For the most part, Valkyrie Elysium feels like a teaser, and not in a good way. Or, rather, a mere satisfactory way to reincarnate the Valkyrie series. But in this day and age, there are certainly more ways to revamp a game. Plus, with the God of War series to compare with and outstanding games like Tales of Arise, Valkyrie Elysium feels like it just isn’t quite there yet. Sure, some of the graphics and story are off-putting. However, the gameplay is fast and fluid, presenting you with the good, old two halves attempt.

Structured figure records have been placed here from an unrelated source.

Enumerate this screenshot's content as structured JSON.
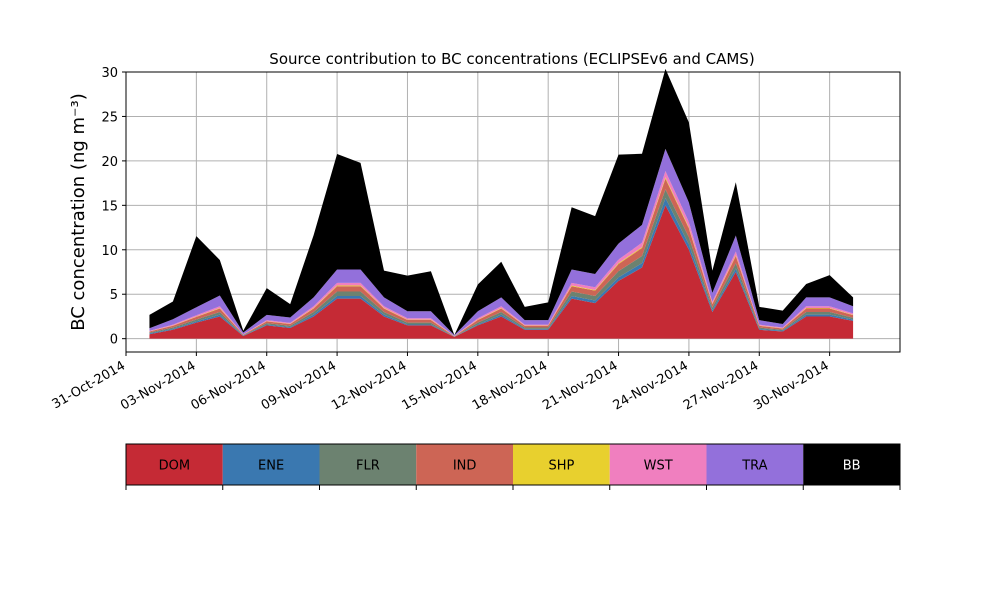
{
  "chart_data": {
    "type": "area",
    "stacked": true,
    "title": "Source contribution to BC concentrations (ECLIPSEv6 and CAMS)",
    "ylabel": "BC concentration (ng m⁻³)",
    "xlabel": "",
    "xlim": [
      "2014-10-31",
      "2014-12-03"
    ],
    "ylim": [
      -1.5,
      30
    ],
    "grid": true,
    "x_ticks": [
      "2014-10-31",
      "2014-11-03",
      "2014-11-06",
      "2014-11-09",
      "2014-11-12",
      "2014-11-15",
      "2014-11-18",
      "2014-11-21",
      "2014-11-24",
      "2014-11-27",
      "2014-11-30"
    ],
    "x_tick_labels": [
      "31-Oct-2014",
      "03-Nov-2014",
      "06-Nov-2014",
      "09-Nov-2014",
      "12-Nov-2014",
      "15-Nov-2014",
      "18-Nov-2014",
      "21-Nov-2014",
      "24-Nov-2014",
      "27-Nov-2014",
      "30-Nov-2014"
    ],
    "y_ticks": [
      0,
      5,
      10,
      15,
      20,
      25,
      30
    ],
    "y_tick_labels": [
      "0",
      "5",
      "10",
      "15",
      "20",
      "25",
      "30"
    ],
    "x": [
      "2014-11-01",
      "2014-11-02",
      "2014-11-03",
      "2014-11-04",
      "2014-11-05",
      "2014-11-06",
      "2014-11-07",
      "2014-11-08",
      "2014-11-09",
      "2014-11-10",
      "2014-11-11",
      "2014-11-12",
      "2014-11-13",
      "2014-11-14",
      "2014-11-15",
      "2014-11-16",
      "2014-11-17",
      "2014-11-18",
      "2014-11-19",
      "2014-11-20",
      "2014-11-21",
      "2014-11-22",
      "2014-11-23",
      "2014-11-24",
      "2014-11-25",
      "2014-11-26",
      "2014-11-27",
      "2014-11-28",
      "2014-11-29",
      "2014-11-30",
      "2014-12-01"
    ],
    "series": [
      {
        "name": "DOM",
        "color": "#c52a35",
        "values": [
          0.5,
          1.0,
          1.8,
          2.5,
          0.3,
          1.5,
          1.2,
          2.5,
          4.5,
          4.5,
          2.5,
          1.5,
          1.5,
          0.2,
          1.5,
          2.5,
          1.0,
          1.0,
          4.5,
          4.0,
          6.5,
          8.0,
          15.0,
          10.0,
          3.0,
          7.5,
          1.0,
          0.8,
          2.5,
          2.5,
          2.0
        ]
      },
      {
        "name": "ENE",
        "color": "#3a78b0",
        "values": [
          0.1,
          0.1,
          0.15,
          0.2,
          0.05,
          0.1,
          0.1,
          0.2,
          0.3,
          0.3,
          0.2,
          0.1,
          0.1,
          0.02,
          0.1,
          0.2,
          0.1,
          0.1,
          0.3,
          0.3,
          0.4,
          0.5,
          0.8,
          0.6,
          0.2,
          0.4,
          0.1,
          0.1,
          0.2,
          0.2,
          0.15
        ]
      },
      {
        "name": "FLR",
        "color": "#6c8270",
        "values": [
          0.1,
          0.15,
          0.2,
          0.3,
          0.05,
          0.15,
          0.15,
          0.3,
          0.5,
          0.5,
          0.3,
          0.2,
          0.2,
          0.02,
          0.2,
          0.3,
          0.15,
          0.15,
          0.5,
          0.5,
          0.7,
          0.8,
          1.0,
          0.8,
          0.3,
          0.6,
          0.15,
          0.1,
          0.3,
          0.3,
          0.2
        ]
      },
      {
        "name": "IND",
        "color": "#cd6555",
        "values": [
          0.1,
          0.2,
          0.3,
          0.4,
          0.05,
          0.2,
          0.2,
          0.4,
          0.6,
          0.6,
          0.4,
          0.3,
          0.3,
          0.03,
          0.3,
          0.4,
          0.2,
          0.2,
          0.6,
          0.6,
          0.8,
          0.9,
          1.2,
          1.0,
          0.4,
          0.8,
          0.2,
          0.15,
          0.4,
          0.4,
          0.3
        ]
      },
      {
        "name": "SHP",
        "color": "#e8d02e",
        "values": [
          0.02,
          0.03,
          0.04,
          0.05,
          0.01,
          0.03,
          0.03,
          0.05,
          0.08,
          0.08,
          0.05,
          0.04,
          0.04,
          0.01,
          0.04,
          0.05,
          0.03,
          0.03,
          0.08,
          0.08,
          0.1,
          0.1,
          0.15,
          0.12,
          0.05,
          0.1,
          0.03,
          0.02,
          0.05,
          0.05,
          0.04
        ]
      },
      {
        "name": "WST",
        "color": "#f07fbf",
        "values": [
          0.05,
          0.1,
          0.15,
          0.2,
          0.03,
          0.1,
          0.1,
          0.2,
          0.3,
          0.3,
          0.2,
          0.15,
          0.15,
          0.02,
          0.15,
          0.2,
          0.1,
          0.1,
          0.3,
          0.3,
          0.4,
          0.5,
          0.7,
          0.6,
          0.2,
          0.4,
          0.1,
          0.08,
          0.2,
          0.2,
          0.15
        ]
      },
      {
        "name": "TRA",
        "color": "#9370db",
        "values": [
          0.3,
          0.6,
          0.9,
          1.2,
          0.2,
          0.6,
          0.6,
          1.0,
          1.5,
          1.5,
          1.0,
          0.8,
          0.8,
          0.1,
          0.8,
          1.0,
          0.5,
          0.5,
          1.5,
          1.5,
          1.8,
          2.0,
          2.5,
          2.2,
          1.0,
          1.8,
          0.5,
          0.4,
          1.0,
          1.0,
          0.8
        ]
      },
      {
        "name": "BB",
        "color": "#000000",
        "values": [
          1.5,
          2.0,
          8.0,
          4.0,
          0.2,
          3.0,
          1.5,
          7.0,
          13.0,
          12.0,
          3.0,
          4.0,
          4.5,
          0.0,
          3.0,
          4.0,
          1.5,
          2.0,
          7.0,
          6.5,
          10.0,
          8.0,
          9.0,
          9.0,
          2.5,
          6.0,
          1.5,
          1.5,
          1.5,
          2.5,
          1.0
        ]
      }
    ]
  },
  "legend": {
    "items": [
      {
        "label": "DOM",
        "color": "#c52a35",
        "text_color": "#000000"
      },
      {
        "label": "ENE",
        "color": "#3a78b0",
        "text_color": "#000000"
      },
      {
        "label": "FLR",
        "color": "#6c8270",
        "text_color": "#000000"
      },
      {
        "label": "IND",
        "color": "#cd6555",
        "text_color": "#000000"
      },
      {
        "label": "SHP",
        "color": "#e8d02e",
        "text_color": "#000000"
      },
      {
        "label": "WST",
        "color": "#f07fbf",
        "text_color": "#000000"
      },
      {
        "label": "TRA",
        "color": "#9370db",
        "text_color": "#000000"
      },
      {
        "label": "BB",
        "color": "#000000",
        "text_color": "#ffffff"
      }
    ]
  }
}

Valkyrie Elysium Review (PS4, PS5 & PC)
An ‘Almost’ Reincarnation of Valkyrie Profile
Valkyrie Elysium is forging a new path from the previous turn-based combat in the Valkyrie series to a dynamic 3D action-based combat system. However, comparing it to the likes of God of War, Tales of Arise, and even the Final Fantasy 7 Remake, we can’t help but feel like Valkyrie Elysium is a two halves attempt that just isn’t quite there yet.